TruView Live Application Monitoring
Fluke Networks recently released TruView Live, a subscription-based service for monitoring internal & external applications. Tests can run from Fluke-managed cloud locations, your own systems, or from dedicated hardware appliances. I’ve been testing it out, and I like it so far.
Overall setup is pretty straightforward. Choose what you want to monitor, and how you want to monitor it - from AWS locations, from your own server, or from a dedicated hardware device.
Global Pulses run on Fluke-managed AWS instances. You just pick the Global Locations you want to run from, and assign tests as needed.

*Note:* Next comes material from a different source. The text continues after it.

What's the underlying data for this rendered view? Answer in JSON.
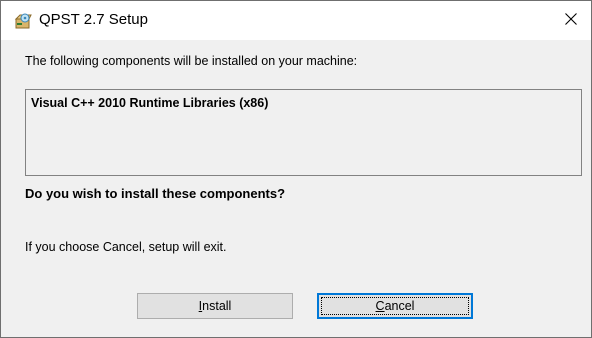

Go to Administration -> Pulses -> Deploy Global Pulse. Select the locations you want, and click Deploy.
A Virtual Pulse is an application running on Windows (7/8/2008/2012) or Linux systems (RHEL 7.0, Ubuntu 14.04). This does not need to be a dedicated device - e.g. You might need to run tests from a remote worker’s laptop. They give you an option to email install instructions - handy if you’ve got non-technical staff who need to install the agent.
Setup is pretty straightforward. I used DigitalOcean to host it. Go to your DigitalOcean dashboard, and create a droplet. Pick the smallest size ($5/month), and leave it at Ubuntu 14.04 x64.
While that’s being created, go to your TruView Dashboard, and go Administration -> Pulses. Click “Download Virtual Pulse” and look for the Linux install instructions. They’ll look something like this:
1 2 3 curl -L https://app.truviewlive.com/install -o setup.sh chmod +x setup.sh ./setup.sh beefcccc-e040–44ba-a692-db25aa88ddee
(Obviously your key will be different).
Once your Droplet is up & running, ssh to it. Run
apt-get install unzip first, and then run the above instructions (if you don’t install unzip, the setup will fail). It will automatically pick up the tests that are set to run on All Pulses. If you have some tests set to only run on specific Pulses, you’ll need to assign those to the new Pulse.
You should see the Pulse show up in the Dashboard, and test results will start coming through shortly.
Pulse updates are done through the Dashboard. You can deploy new software versions from the Dashboard, without needing to login to your servers.
I didn’t use any of the physical Pulses in my testing. If you are using them, you plug it in, and it shows up in your Dashboard. You can then name it, and assign tests.
Currently you can only configure HTTP(S) tests, but VoIP and IP SLA-type tests are coming soon.
To set up a new test, go to Administration -> Monitored Services -> Create New.
Give it a name, and choose if you want to run it on all pulses, or a subset. The default test frequency is 5 minutes. You can set this to anything between 1 min & 60 minutes.
You can do a GET or a POST, and you can set your own HTTP headers. You can also look for specific response codes, and/or specific text.
You may need to change the default thresholds. You can set global response time thresholds, or change them for specific tests. The defaults are 3.0s for Degraded & 6.0s for Excessive. This was a bit sensitive for testing my site from Sydney. Change this at Administration -> Thresholds.
OK, finally the good stuff: Looking at the results.
There are three Dashboards:
- Enterprise: This shows a matrix of locations & tests
- Services: Service-focused view, showing overall status for each monitored service.
- Location: Location-focused view, showing results of tests on a per-location basis.
All views let you set the time range. From the top right, click the button, and you can select the time range:
What I like about this is that if you change it to say “Last 24 hours”, it will show the worst status for each service/location during that period. Usually Dashboards only show you the current status. To find out if there were problems overnight you need to look at the Event Log. But this approach lets you get a quick feel for any problems that happened recently, so you can drill down to find out more.
From the matrix you can drill down to any test + location combo. That will show a log of results.
From the Services View, pick a service, and then click the Performance tab. That gives you a breakdown of the various delay components - DNS, Server, Network, etc. This can throw up some interesting anomalies - e.g. My site has an App delay of ~1.4s when measured from London, but 2.5s when measured from Sydney. This is because I’m using CloudFlare. The use of proxies can confuse some measurements.
This gives you a view of all services measured from a specific location. Note you can see how it’s changed over time. That time window is adjustable.
Quis custodiet ipsos custodes?
I appreciate that TruView are being very open with their status reporting. status.truviewlive.com shows their current status, response times, and incident log. It’s not easy airing your dirty laundry, but I like it when I see a few incidents published. I’d rather know what was going on than not know.
All up this is a pretty nice service. I’d like to see how they might integrate this data with that from the NetScout & Arbor parts of the business. That merger is fairly recent though, so those details are still being worked through.